ATLANTA -- A jury found Denver Broncos wide receiver Brandon Marshall not guilty of misdemeanor battery against his former girlfriend, announcing its verdict Friday after about an hour of deliberations.
Marshall had faced two counts of simple battery stemming from a March 4, 2008, argument with then-girlfriend Rasheedah Watley at the Atlanta condominium the couple shared.
Marshall said after the verdict in Fulton County State Court that he had some butterflies in his stomach when deliberations began, but he was confident in the work of his lawyers.
"I'm just happy now that legally and emotionally we can move past this," Marshall said, adding that he appreciated the support of teammates and fans. He said he planned to celebrate Friday night by watching his Broncos teammates in their preseason game against the San Francisco 49ers.
Marshall's lawyer, Harvey Steinberg, expressed gratitude to NFL commissioner Roger Goodell for waiting for the verdict before deciding whether to take any league action. Marshall was suspended for last year's season opener after a series of domestic disputes, and Goodell had said a conviction in the Atlanta case could have led to a second suspension.
Before the verdict was announced, the judge cautioned that no outbursts would be tolerated and asked anyone who might not be able to comply to leave the courtroom. Watley, who was sitting with her family, got up and left. Her family was visibly disappointed at the verdict but declined comment.
Steinberg closed by characterizing Watley as aggressive and volatile, saying she lied to avoid losing the way of life to which she had become accustomed.
"She needs Mr.

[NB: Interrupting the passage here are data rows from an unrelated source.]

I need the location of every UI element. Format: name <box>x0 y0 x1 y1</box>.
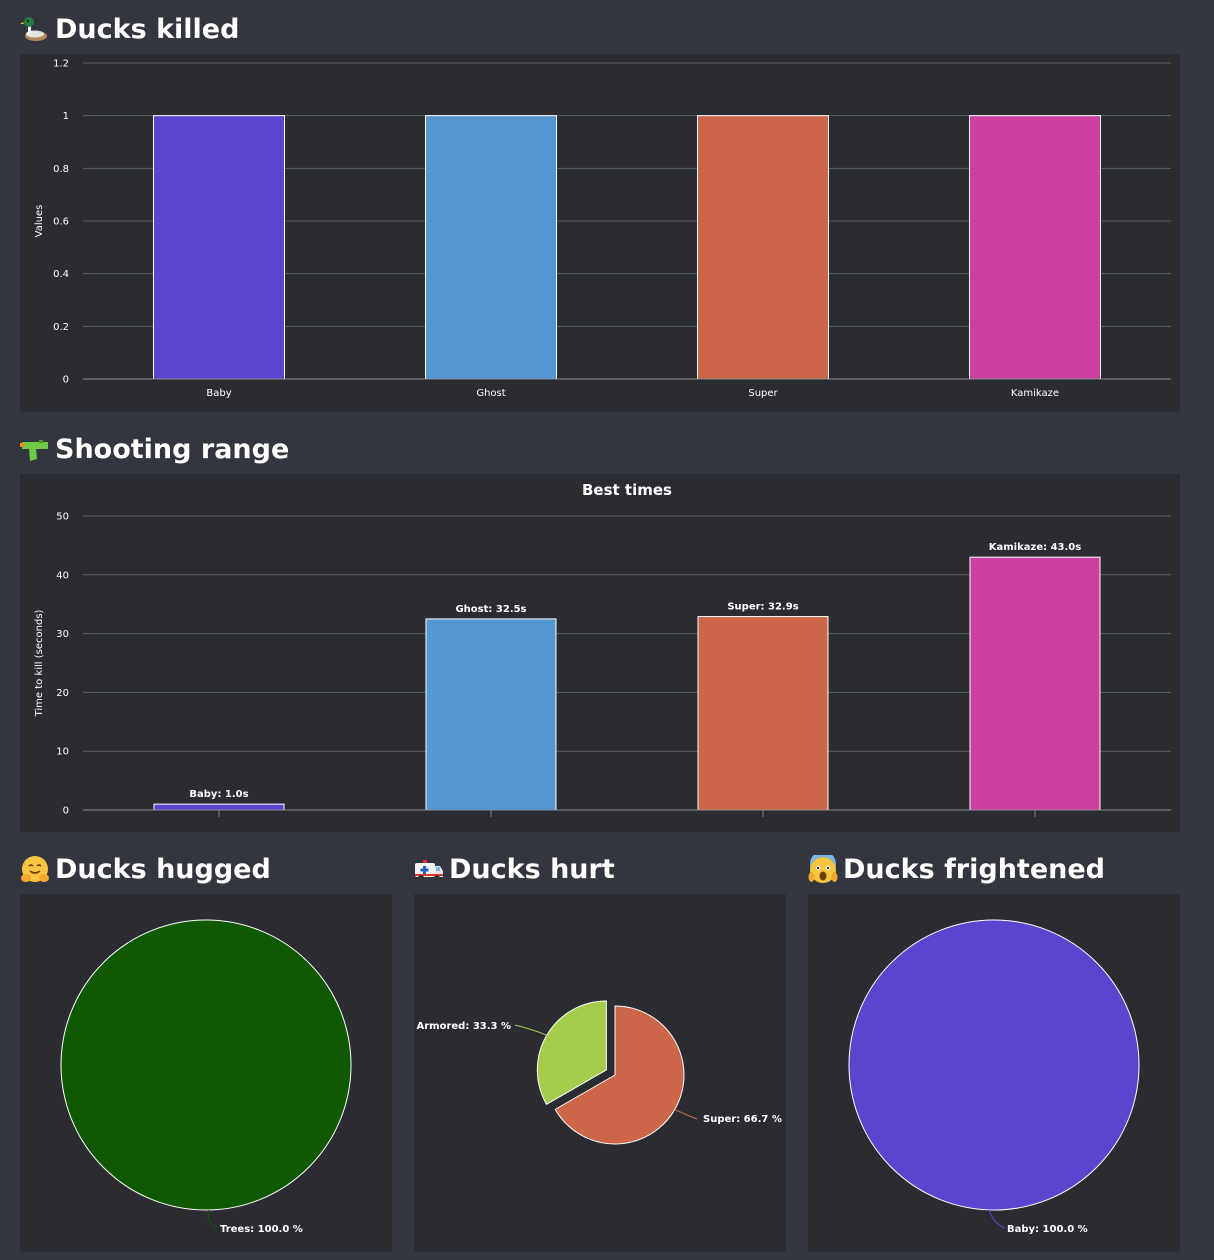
section-title-text: Ducks hugged <box>55 854 271 885</box>
ducks-hurt-pie-chart: Super: 66.7 % Armored: 33.3 % <box>417 1000 782 1145</box>
y-tick-label: 1.2 <box>53 59 69 70</box>
y-axis-label: Time to kill (seconds) <box>34 609 45 717</box>
bar-kamikaze <box>969 115 1101 380</box>
bar-kamikaze <box>969 556 1101 811</box>
bar-ghost <box>425 618 557 811</box>
y-tick-label: 1 <box>63 111 69 122</box>
y-tick-label: 30 <box>56 629 69 640</box>
shooting-range-bar-chart: Best times 0 10 20 30 40 50 Time to kill (secon… <box>34 481 1171 817</box>
section-title-ducks-hugged: Ducks hugged <box>20 854 271 886</box>
pie-slice-baby <box>848 919 1140 1211</box>
hugging-face-icon <box>21 856 49 882</box>
y-tick-label: 0.4 <box>53 269 69 280</box>
ambulance-icon <box>415 860 443 881</box>
y-tick-label: 50 <box>56 512 69 523</box>
x-tick-label: Baby <box>206 388 231 399</box>
x-tick-label: Kamikaze <box>1011 388 1059 399</box>
section-title-text: Ducks killed <box>55 14 240 45</box>
ducks-frightened-pie-chart: Baby: 100.0 % <box>848 919 1140 1235</box>
pie-data-label: Super: 66.7 % <box>703 1114 782 1125</box>
pie-data-label: Trees: 100.0 % <box>220 1224 303 1235</box>
bar-ghost <box>425 115 557 380</box>
section-title-ducks-hurt: Ducks hurt <box>414 854 615 886</box>
pie-data-label: Armored: 33.3 % <box>417 1021 512 1032</box>
ducks-hugged-pie-chart: Trees: 100.0 % <box>60 919 352 1235</box>
x-tick-label: Ghost <box>476 388 505 399</box>
shooting-range-chart-panel: Best times 0 10 20 30 40 50 Time to kill (secon… <box>20 474 1180 832</box>
pie-connector <box>988 1209 1006 1229</box>
y-tick-label: 10 <box>56 747 69 758</box>
screaming-face-icon <box>808 855 838 883</box>
pie-slice-armored <box>536 1000 607 1106</box>
pie-data-label: Baby: 100.0 % <box>1007 1224 1088 1235</box>
y-tick-label: 0 <box>63 375 69 386</box>
data-label: Kamikaze: 43.0s <box>989 542 1081 553</box>
y-tick-label: 20 <box>56 688 69 699</box>
section-title-ducks-frightened: Ducks frightened <box>808 854 1105 886</box>
bar-baby <box>153 115 285 380</box>
data-label: Baby: 1.0s <box>189 789 248 800</box>
y-tick-label: 0.6 <box>53 217 69 228</box>
bar-super <box>697 616 829 811</box>
y-tick-label: 0 <box>63 806 69 817</box>
water-pistol-icon <box>20 440 48 461</box>
section-title-text: Ducks hurt <box>449 854 615 885</box>
chart-title: Best times <box>582 481 672 499</box>
ducks-hugged-chart-panel: Trees: 100.0 % <box>20 894 392 1252</box>
pie-slice-trees <box>60 919 352 1211</box>
y-tick-label: 0.8 <box>53 164 69 175</box>
ducks-hurt-chart-panel: Super: 66.7 % Armored: 33.3 % <box>414 894 786 1252</box>
ducks-frightened-chart-panel: Baby: 100.0 % <box>808 894 1180 1252</box>
pie-slice-super <box>554 1005 685 1145</box>
section-title-text: Ducks frightened <box>843 854 1106 885</box>
duck-icon <box>20 17 47 41</box>
bar-baby <box>153 803 285 811</box>
data-label: Ghost: 32.5s <box>455 604 526 615</box>
data-label: Super: 32.9s <box>727 602 798 613</box>
pie-connector <box>674 1109 698 1120</box>
section-title-ducks-killed: Ducks killed <box>20 14 239 46</box>
pie-connector <box>514 1024 547 1036</box>
x-tick-label: Super <box>748 388 778 399</box>
ducks-killed-chart-panel: 0 0.2 0.4 0.6 0.8 1 1.2 Values Baby Ghost Super Kam… <box>20 54 1180 412</box>
pie-connector <box>207 1209 219 1229</box>
section-title-text: Shooting range <box>55 434 290 465</box>
section-title-shooting-range: Shooting range <box>20 434 289 466</box>
bar-super <box>697 115 829 380</box>
y-axis-label: Values <box>34 205 45 238</box>
y-tick-label: 0.2 <box>53 322 69 333</box>
y-tick-label: 40 <box>56 570 69 581</box>
ducks-killed-bar-chart: 0 0.2 0.4 0.6 0.8 1 1.2 Values Baby Ghost Super Kam… <box>34 59 1171 399</box>
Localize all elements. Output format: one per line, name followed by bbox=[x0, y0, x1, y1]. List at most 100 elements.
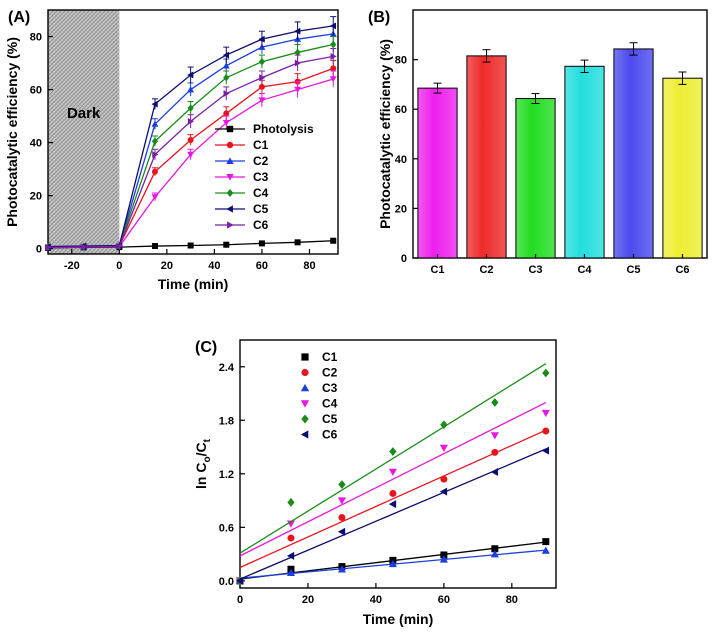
data-point-c6 bbox=[286, 551, 295, 560]
y-axis-title-sub: o bbox=[202, 456, 213, 462]
bar-c5 bbox=[613, 48, 654, 259]
legend-label: C6 bbox=[322, 428, 338, 442]
data-point-c6 bbox=[235, 576, 244, 585]
data-point-c4 bbox=[388, 468, 397, 477]
x-tick-label: C6 bbox=[675, 264, 689, 276]
data-point-c6 bbox=[541, 446, 550, 455]
data-point-c3 bbox=[541, 546, 550, 554]
plot-frame bbox=[239, 339, 557, 589]
y-axis-title: ln Co/Ct bbox=[193, 438, 213, 489]
x-tick-label: 40 bbox=[208, 260, 220, 272]
data-point-c2 bbox=[389, 489, 397, 497]
legend-label: Photolysis bbox=[253, 122, 314, 136]
legend-marker bbox=[226, 205, 233, 213]
data-point-c2 bbox=[440, 475, 448, 483]
y-tick-label: 2.4 bbox=[219, 362, 235, 374]
x-tick-label: 20 bbox=[161, 260, 173, 272]
legend-label: C5 bbox=[322, 412, 338, 426]
x-tick-label: C5 bbox=[626, 264, 640, 276]
panel-label-a: (A) bbox=[8, 9, 30, 26]
legend-marker bbox=[226, 188, 234, 198]
data-point-c4 bbox=[337, 497, 346, 505]
legend-label: C2 bbox=[322, 366, 338, 380]
data-point-c3 bbox=[222, 119, 230, 127]
data-point-c4 bbox=[490, 432, 499, 440]
data-point-c6 bbox=[439, 487, 448, 496]
data-point-c5 bbox=[222, 51, 230, 59]
data-point-c2 bbox=[491, 448, 499, 456]
data-point-c1 bbox=[187, 136, 194, 143]
data-point-c6 bbox=[337, 527, 346, 536]
y-axis-title: Photocatalytic efficiency (%) bbox=[4, 37, 20, 227]
legend-label: C5 bbox=[253, 202, 269, 216]
y-axis-title-sub: t bbox=[202, 438, 213, 442]
data-point-c5 bbox=[294, 27, 301, 35]
data-point-c3 bbox=[151, 194, 159, 201]
panel-label-b: (B) bbox=[368, 9, 390, 26]
y-axis-title: Photocatalytic efficiency (%) bbox=[377, 39, 393, 229]
y-tick-label: 60 bbox=[395, 104, 407, 116]
data-point-c3 bbox=[439, 555, 448, 563]
x-tick-label: C3 bbox=[528, 264, 542, 276]
y-tick-label: 0 bbox=[401, 253, 407, 265]
legend-label: C3 bbox=[322, 381, 338, 395]
bar-c3 bbox=[515, 98, 556, 259]
fit-line-c4 bbox=[239, 401, 547, 557]
data-point-c2 bbox=[542, 427, 550, 435]
data-point-c2 bbox=[338, 514, 346, 522]
data-point-c5 bbox=[389, 447, 397, 456]
x-tick-label: -20 bbox=[64, 260, 80, 272]
data-point-c4 bbox=[330, 40, 337, 49]
plot-frame bbox=[412, 9, 708, 259]
data-point-c6 bbox=[187, 117, 195, 125]
data-point-c3 bbox=[329, 76, 337, 83]
data-point-c5 bbox=[491, 398, 499, 407]
y-tick-label: 80 bbox=[30, 32, 42, 44]
y-tick-label: 60 bbox=[30, 85, 42, 97]
legend-marker bbox=[300, 430, 309, 439]
x-tick-label: 80 bbox=[506, 594, 518, 606]
legend-label: C3 bbox=[253, 170, 269, 184]
dark-region bbox=[48, 10, 120, 254]
legend-marker bbox=[301, 368, 309, 377]
y-tick-label: 1.2 bbox=[219, 469, 234, 481]
y-tick-label: 80 bbox=[395, 55, 407, 67]
legend-marker bbox=[301, 353, 309, 361]
legend-label: C2 bbox=[253, 154, 269, 168]
data-point-photolysis bbox=[187, 242, 194, 249]
data-point-c4 bbox=[187, 104, 194, 112]
x-axis-title: Time (min) bbox=[158, 276, 229, 292]
data-point-c6 bbox=[45, 243, 52, 251]
data-point-c3 bbox=[294, 86, 302, 94]
data-point-c2 bbox=[287, 534, 295, 542]
plot-frame bbox=[47, 9, 339, 255]
data-point-c3 bbox=[187, 151, 195, 158]
data-point-c5 bbox=[440, 420, 448, 430]
chart-c: 0 20 40 60 80 0.0 0.6 1.2 1.8 2.4 Time (min) ln Co/… bbox=[193, 339, 557, 627]
data-point-photolysis bbox=[330, 237, 337, 244]
data-point-c1 bbox=[258, 83, 265, 90]
data-point-c6 bbox=[80, 243, 88, 251]
legend-marker bbox=[226, 174, 234, 181]
chart-b: 0 20 40 60 80 C1 C2 C3 C4 C5 C6 Photocatalytic effi… bbox=[377, 9, 708, 276]
data-point-c1 bbox=[223, 110, 230, 117]
x-tick-label: 60 bbox=[438, 594, 450, 606]
data-point-c5 bbox=[329, 22, 337, 30]
data-point-c6 bbox=[388, 500, 397, 509]
x-tick-label: 0 bbox=[116, 260, 122, 272]
data-point-c6 bbox=[259, 74, 266, 82]
legend-marker bbox=[226, 141, 234, 149]
data-point-photolysis bbox=[151, 243, 158, 250]
legend-marker bbox=[227, 221, 234, 229]
x-tick-label: C1 bbox=[430, 264, 444, 276]
data-point-c6 bbox=[223, 90, 230, 97]
data-point-photolysis bbox=[258, 240, 265, 247]
data-point-c5 bbox=[338, 480, 346, 489]
data-point-c6 bbox=[152, 151, 159, 158]
data-point-c5 bbox=[542, 368, 550, 378]
x-tick-label: C2 bbox=[479, 264, 493, 276]
data-point-c5 bbox=[151, 100, 158, 108]
data-point-c1 bbox=[330, 65, 337, 72]
y-tick-label: 40 bbox=[30, 138, 42, 150]
data-point-c3 bbox=[258, 97, 266, 104]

Marshall," Steinberg said. "She needs him in her life because she had these dreams and hopes, because she cannot let go. When is she going to leave him alone?"

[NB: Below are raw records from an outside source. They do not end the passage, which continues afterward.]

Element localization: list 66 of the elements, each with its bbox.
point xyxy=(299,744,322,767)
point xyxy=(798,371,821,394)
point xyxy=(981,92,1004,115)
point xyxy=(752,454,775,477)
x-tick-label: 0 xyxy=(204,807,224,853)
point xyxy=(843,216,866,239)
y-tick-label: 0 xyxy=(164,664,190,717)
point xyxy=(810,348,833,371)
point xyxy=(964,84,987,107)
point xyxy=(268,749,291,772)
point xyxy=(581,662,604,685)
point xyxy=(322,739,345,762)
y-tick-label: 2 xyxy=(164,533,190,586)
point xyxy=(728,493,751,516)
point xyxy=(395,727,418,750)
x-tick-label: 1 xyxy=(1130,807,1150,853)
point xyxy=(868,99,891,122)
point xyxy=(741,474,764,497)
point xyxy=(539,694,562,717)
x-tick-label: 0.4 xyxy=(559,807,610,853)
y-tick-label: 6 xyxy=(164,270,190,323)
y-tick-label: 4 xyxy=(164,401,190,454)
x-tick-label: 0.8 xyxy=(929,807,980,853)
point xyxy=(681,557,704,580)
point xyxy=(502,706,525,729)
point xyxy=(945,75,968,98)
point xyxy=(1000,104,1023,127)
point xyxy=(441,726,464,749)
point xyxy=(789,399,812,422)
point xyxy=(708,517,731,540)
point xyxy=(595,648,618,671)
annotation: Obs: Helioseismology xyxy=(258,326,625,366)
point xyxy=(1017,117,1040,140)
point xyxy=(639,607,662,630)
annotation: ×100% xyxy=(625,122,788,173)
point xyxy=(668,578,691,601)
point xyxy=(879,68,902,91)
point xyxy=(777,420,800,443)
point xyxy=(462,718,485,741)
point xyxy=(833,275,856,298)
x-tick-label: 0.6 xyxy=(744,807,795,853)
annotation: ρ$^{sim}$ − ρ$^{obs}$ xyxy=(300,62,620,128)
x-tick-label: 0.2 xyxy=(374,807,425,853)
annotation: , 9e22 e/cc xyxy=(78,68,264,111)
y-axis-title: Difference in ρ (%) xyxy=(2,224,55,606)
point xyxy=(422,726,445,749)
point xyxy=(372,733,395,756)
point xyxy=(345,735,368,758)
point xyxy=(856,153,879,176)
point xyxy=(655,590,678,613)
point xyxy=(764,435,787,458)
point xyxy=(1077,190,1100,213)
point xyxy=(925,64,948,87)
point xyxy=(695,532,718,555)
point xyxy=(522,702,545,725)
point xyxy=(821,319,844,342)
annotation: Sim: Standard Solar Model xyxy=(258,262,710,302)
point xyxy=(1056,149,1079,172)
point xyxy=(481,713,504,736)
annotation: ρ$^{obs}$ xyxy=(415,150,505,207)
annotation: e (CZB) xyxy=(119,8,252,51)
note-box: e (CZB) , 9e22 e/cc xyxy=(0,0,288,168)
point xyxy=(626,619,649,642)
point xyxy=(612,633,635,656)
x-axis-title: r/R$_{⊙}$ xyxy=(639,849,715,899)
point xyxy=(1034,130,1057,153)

Steinberg told the jury that Watley lied to police about how she got a knife wound in a scuffle with Marshall. Steinberg cited a letter that Watley wrote to Goodell in July 2008 saying Marshall hadn't beaten her, but that her family had pressured her to say he did for monetary reasons.
Watley acknowledged under oath that she had lied in both instances to protect Marshall from getting in trouble and being suspended from the NFL.

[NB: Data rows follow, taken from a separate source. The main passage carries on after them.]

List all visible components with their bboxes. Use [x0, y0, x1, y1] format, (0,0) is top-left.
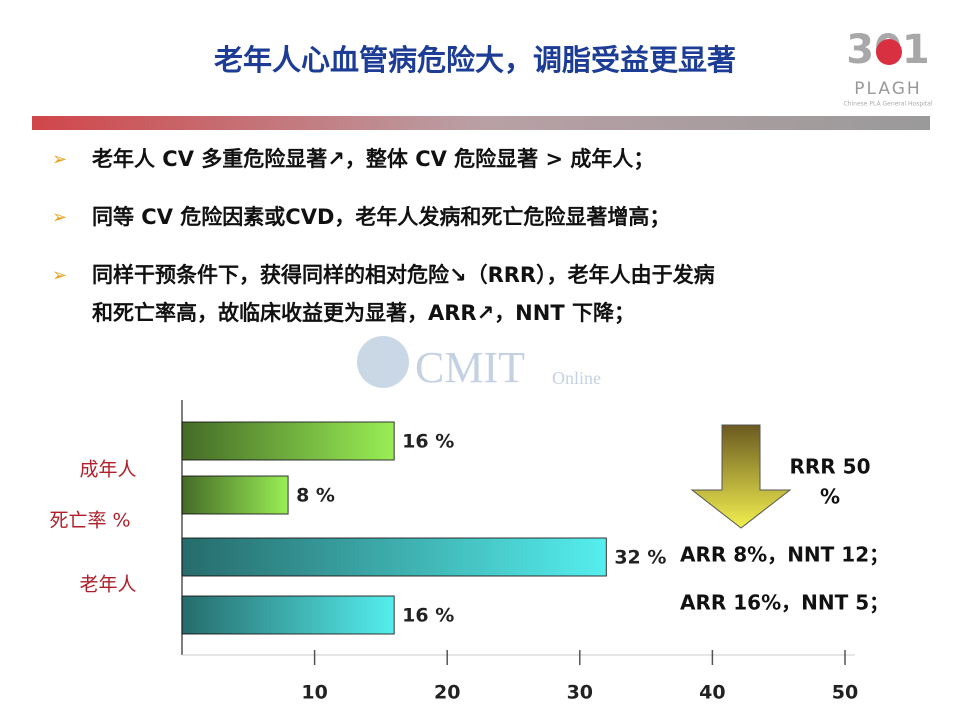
- bar-shade: [182, 422, 395, 460]
- bar-shade: [182, 476, 289, 514]
- watermark-sub: Online: [552, 368, 601, 388]
- x-tick-label: 40: [699, 682, 725, 704]
- value-label: 16 %: [402, 431, 454, 453]
- watermark-globe: [357, 336, 409, 388]
- value-label: 8 %: [296, 485, 335, 507]
- category-label: 老年人: [79, 574, 136, 596]
- category-label: 成年人: [79, 459, 136, 481]
- annotation: ARR 16%，NNT 5；: [680, 591, 889, 615]
- title-band: [32, 116, 930, 130]
- value-label: 16 %: [402, 605, 454, 627]
- x-tick-label: 20: [434, 682, 460, 704]
- logo-sub: Chinese PLA General Hospital: [843, 101, 932, 108]
- bullet-marker: ➢: [52, 149, 67, 170]
- bar-shade: [182, 596, 395, 634]
- slide-title: 老年人心血管病危险大，调脂受益更显著: [214, 43, 736, 77]
- annotation: RRR 50: [790, 455, 871, 479]
- bar-shade: [182, 538, 607, 576]
- bullet-text: 和死亡率高，故临床收益更为显著，ARR↗，NNT 下降；: [92, 301, 635, 325]
- value-label: 32 %: [614, 547, 666, 569]
- bullet-marker: ➢: [52, 207, 67, 228]
- bullet-text: 同样干预条件下，获得同样的相对危险↘（RRR），老年人由于发病: [92, 263, 715, 287]
- logo: 301 PLAGH Chinese PLA General Hospital: [843, 27, 932, 108]
- bullet-text: 老年人 CV 多重危险显著↗，整体 CV 危险显著 > 成年人；: [92, 147, 654, 171]
- y-axis-label: 死亡率 %: [49, 510, 130, 532]
- bullet-marker: ➢: [52, 265, 67, 286]
- annotation: %: [820, 485, 840, 509]
- logo-cross: [876, 39, 902, 65]
- decrease-arrow: [690, 424, 792, 529]
- logo-name: PLAGH: [854, 79, 921, 99]
- x-tick-label: 30: [567, 682, 593, 704]
- x-tick-label: 10: [301, 682, 327, 704]
- x-tick-label: 50: [832, 682, 858, 704]
- bullet-text: 同等 CV 危险因素或CVD，老年人发病和死亡危险显著增高；: [92, 205, 670, 229]
- watermark-main: CMIT: [415, 343, 525, 392]
- annotation: ARR 8%，NNT 12；: [680, 543, 889, 567]
- watermark: CMIT Online: [357, 336, 601, 392]
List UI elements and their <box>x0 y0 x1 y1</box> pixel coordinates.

"Is this the kind of person who is capable of lying when it matters?" Steinberg asked the jury.
Prosecutor Jamie Mack said in closing that Marshall exerted control through force and financial dependence and that Watley exhibited classic symptoms of battered woman syndrome.
"I don't have a good answer other than I just loved him," Watley said during testimony when asked why she stayed with Marshall after he allegedly beat her on multiple occasions.
The jury heard Friday from a domestic violence expert who testified that battered women frequently have difficulty leaving their abusers.
The March 2008 incident wasn't the first time Marshall had faced domestic violence charges involving Watley.
Marshall was arrested after Watley said he used his vehicle to block her taxi as she tried to leave after an argument at his home in Highlands Ranch, Colo., in March 2007. The case was dismissed.
Marshall pleaded guilty last September to driving while ability-impaired and was sentenced to a year of probation. He was originally charged with driving under the influence after an October 2007 arrest.
Marshall, who's recuperating from hip surgery he had last spring, has asked the Broncos to trade him.